Field reporting is expensive but offers exclusivity
“This trend is particularly visible in English language newspapers,” confirms Patil. “This is because the regional language papers are still making money from print operations where the digital invasion has been slow. Many media companies did not know what they were missing and how the digital platforms operated till Scroll, Firstpost and a few others were launched. It was only after a few years and the successes of these new age websites and the decline of their print circulations did the established media begin to feel that they are missing out on traffic.”
“Hence some of the large media houses have now started investing in digital platforms. But pressures on their print operations remain, because circulation is diminishing as the new age reader is not looking at print but at the digital media for information. On top of this, newsprint costs are rising. So they are cutting back on field reporters because they are not making as much profit from their print operations. And because they are cutting back on field reporting, they do not have exclusive content. They are relying on rehashing content from news aggregators on the web to create content,” says Patil.
Patil goes on to explain about the big void in field reporting that gave him the idea to step into the space three years ago. “Competing on the web with rehashed or wire content is a highly competitive field since everyone can open a free WordPress account and do the same and attract traffic. That does not give newspapers exclusive content. So they are not finding new readers who are really looking for original stories.” It is a void that 101 Reporters is filling up by providing media houses with exclusive freelance verified content from remote areas and only from experienced journalists.
Two rounds of angel funding
“We essentially employ only journalists or ex-journalists to report for us. We don’t engage with lawyers, activists or any other non-journalists. The format is very simple. The journalist pitches the story at our website, the media house commissions the story and a deadline for the same is set. When the story is complete, the journalist sends it to us. We do the necessary editing and pay him Rs 3 to Rs 5 per word depending on our editing input. The story is then forwarded to the client, and it is usually accepted unless the deadline is not met.”

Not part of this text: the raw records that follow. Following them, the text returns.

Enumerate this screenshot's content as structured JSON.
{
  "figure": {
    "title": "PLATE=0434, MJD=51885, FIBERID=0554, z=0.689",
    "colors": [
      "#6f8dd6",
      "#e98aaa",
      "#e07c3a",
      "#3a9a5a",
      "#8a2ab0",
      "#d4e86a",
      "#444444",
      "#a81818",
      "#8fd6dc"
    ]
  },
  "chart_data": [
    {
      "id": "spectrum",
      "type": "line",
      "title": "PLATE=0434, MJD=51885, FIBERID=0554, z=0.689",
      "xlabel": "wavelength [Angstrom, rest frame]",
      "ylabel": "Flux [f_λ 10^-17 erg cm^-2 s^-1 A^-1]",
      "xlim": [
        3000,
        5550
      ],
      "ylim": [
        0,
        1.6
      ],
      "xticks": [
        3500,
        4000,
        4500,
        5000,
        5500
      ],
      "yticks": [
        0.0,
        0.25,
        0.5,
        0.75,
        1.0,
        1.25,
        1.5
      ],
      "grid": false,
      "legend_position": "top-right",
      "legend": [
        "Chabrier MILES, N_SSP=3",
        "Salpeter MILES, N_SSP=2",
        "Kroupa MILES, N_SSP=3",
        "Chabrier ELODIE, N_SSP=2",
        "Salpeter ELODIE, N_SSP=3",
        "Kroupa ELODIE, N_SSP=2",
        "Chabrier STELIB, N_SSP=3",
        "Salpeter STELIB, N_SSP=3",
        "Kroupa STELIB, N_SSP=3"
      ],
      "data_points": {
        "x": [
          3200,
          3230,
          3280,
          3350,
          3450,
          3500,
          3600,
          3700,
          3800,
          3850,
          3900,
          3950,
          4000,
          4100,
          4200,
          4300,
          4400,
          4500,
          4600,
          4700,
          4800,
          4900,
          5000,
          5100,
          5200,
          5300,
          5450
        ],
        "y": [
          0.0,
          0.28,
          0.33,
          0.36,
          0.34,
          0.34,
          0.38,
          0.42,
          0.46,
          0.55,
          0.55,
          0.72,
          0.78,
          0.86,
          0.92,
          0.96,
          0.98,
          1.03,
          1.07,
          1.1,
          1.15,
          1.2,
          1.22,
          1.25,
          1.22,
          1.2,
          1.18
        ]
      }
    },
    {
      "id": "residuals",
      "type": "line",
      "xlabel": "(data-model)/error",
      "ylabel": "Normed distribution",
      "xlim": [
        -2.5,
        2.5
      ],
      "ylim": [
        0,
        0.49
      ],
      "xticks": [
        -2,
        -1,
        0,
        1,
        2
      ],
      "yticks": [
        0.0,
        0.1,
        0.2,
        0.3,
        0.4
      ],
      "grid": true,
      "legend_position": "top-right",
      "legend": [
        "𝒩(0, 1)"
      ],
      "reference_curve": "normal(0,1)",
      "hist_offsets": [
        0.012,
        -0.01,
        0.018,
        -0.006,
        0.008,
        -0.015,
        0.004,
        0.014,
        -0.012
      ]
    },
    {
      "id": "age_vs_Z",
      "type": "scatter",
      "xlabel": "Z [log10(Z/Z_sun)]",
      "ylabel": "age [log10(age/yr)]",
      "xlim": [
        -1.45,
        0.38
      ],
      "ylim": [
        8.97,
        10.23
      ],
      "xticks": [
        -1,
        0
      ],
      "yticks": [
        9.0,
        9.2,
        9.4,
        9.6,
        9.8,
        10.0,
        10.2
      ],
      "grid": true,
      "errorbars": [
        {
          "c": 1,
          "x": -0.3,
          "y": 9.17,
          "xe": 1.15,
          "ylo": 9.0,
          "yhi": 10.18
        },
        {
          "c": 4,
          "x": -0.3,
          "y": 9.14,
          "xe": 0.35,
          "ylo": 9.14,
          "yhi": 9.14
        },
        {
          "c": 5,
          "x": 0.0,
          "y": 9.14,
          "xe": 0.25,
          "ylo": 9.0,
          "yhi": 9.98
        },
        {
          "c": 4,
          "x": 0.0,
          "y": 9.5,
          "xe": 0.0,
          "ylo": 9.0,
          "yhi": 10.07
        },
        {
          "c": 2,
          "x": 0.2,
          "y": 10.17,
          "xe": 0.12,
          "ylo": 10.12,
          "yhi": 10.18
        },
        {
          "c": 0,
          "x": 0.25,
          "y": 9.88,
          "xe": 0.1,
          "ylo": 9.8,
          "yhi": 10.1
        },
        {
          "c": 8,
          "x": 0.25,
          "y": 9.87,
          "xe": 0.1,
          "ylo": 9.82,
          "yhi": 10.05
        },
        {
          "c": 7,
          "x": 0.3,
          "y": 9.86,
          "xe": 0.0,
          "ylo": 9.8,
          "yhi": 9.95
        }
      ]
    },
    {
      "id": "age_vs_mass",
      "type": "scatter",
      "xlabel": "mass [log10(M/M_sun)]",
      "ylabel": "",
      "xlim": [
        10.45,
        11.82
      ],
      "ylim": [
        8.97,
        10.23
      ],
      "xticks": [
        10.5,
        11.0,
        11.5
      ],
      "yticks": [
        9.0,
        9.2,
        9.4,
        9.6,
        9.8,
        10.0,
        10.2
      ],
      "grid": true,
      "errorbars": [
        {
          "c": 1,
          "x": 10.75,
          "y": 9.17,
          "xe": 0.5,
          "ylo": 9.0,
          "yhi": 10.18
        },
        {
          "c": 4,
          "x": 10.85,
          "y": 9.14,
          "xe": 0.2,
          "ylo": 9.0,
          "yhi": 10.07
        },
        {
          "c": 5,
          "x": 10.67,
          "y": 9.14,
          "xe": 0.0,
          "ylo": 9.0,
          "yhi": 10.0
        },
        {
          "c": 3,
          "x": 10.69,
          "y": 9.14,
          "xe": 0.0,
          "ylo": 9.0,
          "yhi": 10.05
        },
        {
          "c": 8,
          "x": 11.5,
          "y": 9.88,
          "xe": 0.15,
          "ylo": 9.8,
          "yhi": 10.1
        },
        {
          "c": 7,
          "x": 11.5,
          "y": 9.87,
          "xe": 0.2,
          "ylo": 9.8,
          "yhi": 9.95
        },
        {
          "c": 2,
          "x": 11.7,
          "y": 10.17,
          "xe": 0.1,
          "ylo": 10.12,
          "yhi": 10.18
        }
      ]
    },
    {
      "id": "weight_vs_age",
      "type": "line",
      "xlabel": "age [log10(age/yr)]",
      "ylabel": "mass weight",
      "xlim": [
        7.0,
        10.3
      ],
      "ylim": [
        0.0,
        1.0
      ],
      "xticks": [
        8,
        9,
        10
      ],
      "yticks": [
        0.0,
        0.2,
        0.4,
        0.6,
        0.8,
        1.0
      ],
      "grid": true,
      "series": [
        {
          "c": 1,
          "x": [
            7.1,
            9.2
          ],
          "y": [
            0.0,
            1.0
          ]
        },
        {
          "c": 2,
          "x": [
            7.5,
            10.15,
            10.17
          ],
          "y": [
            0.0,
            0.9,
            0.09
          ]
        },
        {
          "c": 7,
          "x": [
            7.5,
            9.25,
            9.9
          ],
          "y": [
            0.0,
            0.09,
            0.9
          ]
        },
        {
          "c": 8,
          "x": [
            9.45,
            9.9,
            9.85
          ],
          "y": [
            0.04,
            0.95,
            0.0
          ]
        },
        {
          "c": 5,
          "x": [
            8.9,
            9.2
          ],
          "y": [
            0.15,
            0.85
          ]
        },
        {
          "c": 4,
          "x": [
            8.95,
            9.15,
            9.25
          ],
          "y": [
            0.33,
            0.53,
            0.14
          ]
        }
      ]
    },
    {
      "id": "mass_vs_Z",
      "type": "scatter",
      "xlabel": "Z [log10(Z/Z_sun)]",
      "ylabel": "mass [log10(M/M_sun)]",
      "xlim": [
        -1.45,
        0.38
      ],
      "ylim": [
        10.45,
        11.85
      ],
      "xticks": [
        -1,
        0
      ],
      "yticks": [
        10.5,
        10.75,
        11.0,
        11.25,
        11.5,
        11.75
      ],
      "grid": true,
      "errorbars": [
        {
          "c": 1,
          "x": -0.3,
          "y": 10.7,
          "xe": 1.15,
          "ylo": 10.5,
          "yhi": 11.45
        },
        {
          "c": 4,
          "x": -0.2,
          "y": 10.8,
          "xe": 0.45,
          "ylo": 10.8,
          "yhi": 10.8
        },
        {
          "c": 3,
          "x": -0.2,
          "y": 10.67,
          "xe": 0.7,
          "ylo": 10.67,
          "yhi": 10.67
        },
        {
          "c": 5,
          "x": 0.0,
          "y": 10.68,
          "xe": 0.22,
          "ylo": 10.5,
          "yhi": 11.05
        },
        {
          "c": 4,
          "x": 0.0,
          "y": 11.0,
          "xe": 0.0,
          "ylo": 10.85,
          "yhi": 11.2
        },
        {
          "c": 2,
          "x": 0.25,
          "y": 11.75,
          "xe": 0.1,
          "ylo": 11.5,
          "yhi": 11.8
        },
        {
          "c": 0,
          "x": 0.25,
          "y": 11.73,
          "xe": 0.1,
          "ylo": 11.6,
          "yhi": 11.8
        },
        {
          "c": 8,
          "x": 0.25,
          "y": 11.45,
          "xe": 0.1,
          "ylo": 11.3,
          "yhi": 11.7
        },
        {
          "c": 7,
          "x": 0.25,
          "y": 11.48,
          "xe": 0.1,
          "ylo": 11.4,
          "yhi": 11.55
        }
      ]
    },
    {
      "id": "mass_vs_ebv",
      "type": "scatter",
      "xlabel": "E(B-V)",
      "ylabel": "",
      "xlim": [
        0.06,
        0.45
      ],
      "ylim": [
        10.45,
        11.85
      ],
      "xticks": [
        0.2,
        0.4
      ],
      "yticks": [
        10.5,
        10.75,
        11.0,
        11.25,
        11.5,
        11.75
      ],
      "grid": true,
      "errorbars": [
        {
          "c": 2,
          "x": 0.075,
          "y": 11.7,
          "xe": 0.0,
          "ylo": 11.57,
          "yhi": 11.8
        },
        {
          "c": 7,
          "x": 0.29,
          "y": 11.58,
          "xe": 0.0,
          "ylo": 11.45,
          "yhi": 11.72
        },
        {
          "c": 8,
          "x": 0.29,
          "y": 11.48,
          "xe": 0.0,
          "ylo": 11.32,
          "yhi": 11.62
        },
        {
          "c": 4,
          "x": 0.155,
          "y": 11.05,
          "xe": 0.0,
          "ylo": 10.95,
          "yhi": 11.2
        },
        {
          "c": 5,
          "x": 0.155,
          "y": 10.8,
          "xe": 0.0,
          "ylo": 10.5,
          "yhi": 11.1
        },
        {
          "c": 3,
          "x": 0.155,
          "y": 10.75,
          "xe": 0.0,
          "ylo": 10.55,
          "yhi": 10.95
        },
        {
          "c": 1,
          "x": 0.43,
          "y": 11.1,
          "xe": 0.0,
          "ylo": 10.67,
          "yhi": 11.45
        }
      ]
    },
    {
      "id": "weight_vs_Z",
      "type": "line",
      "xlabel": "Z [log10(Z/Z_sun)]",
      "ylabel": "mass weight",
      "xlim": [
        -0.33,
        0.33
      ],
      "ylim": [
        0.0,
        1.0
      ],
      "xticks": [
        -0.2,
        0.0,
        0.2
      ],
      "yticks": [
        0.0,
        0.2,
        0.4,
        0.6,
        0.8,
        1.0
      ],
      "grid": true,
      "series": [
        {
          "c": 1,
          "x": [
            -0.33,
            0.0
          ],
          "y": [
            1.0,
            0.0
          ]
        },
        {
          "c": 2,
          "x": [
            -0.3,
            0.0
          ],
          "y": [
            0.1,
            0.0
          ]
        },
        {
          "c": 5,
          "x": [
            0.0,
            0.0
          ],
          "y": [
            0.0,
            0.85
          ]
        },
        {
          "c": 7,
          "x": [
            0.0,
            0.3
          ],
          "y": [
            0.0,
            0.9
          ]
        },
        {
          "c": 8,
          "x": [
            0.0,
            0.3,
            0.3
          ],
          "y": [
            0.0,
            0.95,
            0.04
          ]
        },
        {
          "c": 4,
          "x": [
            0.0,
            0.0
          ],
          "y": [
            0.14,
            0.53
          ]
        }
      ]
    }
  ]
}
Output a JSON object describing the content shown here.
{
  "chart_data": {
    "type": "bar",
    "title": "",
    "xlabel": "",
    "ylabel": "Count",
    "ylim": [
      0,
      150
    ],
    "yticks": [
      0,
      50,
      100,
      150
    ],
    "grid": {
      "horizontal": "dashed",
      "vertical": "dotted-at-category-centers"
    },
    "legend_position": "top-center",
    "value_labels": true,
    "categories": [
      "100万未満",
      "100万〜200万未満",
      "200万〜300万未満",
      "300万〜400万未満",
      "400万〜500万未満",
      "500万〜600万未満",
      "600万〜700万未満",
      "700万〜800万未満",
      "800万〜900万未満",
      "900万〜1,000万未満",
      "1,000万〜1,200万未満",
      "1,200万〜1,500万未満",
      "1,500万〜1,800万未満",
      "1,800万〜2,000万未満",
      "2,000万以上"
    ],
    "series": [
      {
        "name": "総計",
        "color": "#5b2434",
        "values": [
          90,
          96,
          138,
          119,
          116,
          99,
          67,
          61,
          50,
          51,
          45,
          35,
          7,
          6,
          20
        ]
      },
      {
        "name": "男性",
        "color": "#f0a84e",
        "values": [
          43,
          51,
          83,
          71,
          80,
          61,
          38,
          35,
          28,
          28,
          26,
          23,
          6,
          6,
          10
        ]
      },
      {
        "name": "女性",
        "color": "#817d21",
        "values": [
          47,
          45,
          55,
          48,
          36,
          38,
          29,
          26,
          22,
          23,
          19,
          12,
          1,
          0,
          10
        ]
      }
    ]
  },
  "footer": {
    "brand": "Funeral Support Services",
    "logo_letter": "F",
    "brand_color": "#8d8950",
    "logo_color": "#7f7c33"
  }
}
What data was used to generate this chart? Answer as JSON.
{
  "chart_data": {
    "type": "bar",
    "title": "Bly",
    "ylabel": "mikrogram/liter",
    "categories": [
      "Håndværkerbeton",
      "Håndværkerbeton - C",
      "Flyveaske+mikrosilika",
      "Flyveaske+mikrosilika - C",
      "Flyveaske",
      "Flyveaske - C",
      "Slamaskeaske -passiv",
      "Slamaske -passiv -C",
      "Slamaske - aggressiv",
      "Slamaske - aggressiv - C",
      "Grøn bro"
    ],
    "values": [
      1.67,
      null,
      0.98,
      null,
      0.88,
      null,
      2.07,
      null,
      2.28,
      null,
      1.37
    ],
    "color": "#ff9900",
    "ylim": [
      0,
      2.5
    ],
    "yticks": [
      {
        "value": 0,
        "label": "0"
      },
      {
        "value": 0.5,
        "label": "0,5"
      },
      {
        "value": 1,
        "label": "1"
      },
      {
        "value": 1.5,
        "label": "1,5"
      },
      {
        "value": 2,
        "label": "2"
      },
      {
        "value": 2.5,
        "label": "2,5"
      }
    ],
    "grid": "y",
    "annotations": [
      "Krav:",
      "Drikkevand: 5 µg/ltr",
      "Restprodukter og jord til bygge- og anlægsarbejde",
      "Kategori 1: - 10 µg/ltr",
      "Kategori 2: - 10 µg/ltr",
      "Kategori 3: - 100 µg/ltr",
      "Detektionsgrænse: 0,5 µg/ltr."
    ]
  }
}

101 Reporters has received two rounds of angel funding of US$ 125,000 (approximately Rs. 85 lakhs) from the US. Patil is happy with the progress that his fledgling organization is making, operating from a small office in a busy marketplace in Bengaluru. His journalists cover all types of news; they but boldly leave out travel, food and entertainment – the three segments that most digital media depend on to raise their page views. “We have a staff of 15 and are doing quality work producing news inputs from areas that no one covers. We want to be the Uber of field reporting, helping media companies source stories from journalists at an affordable cost,” says Patil. The small towns and cities do not have a steady stream of news stories. But when they do break, first-hand news with verification can be accessed with the help of organizations like 101 Reporters.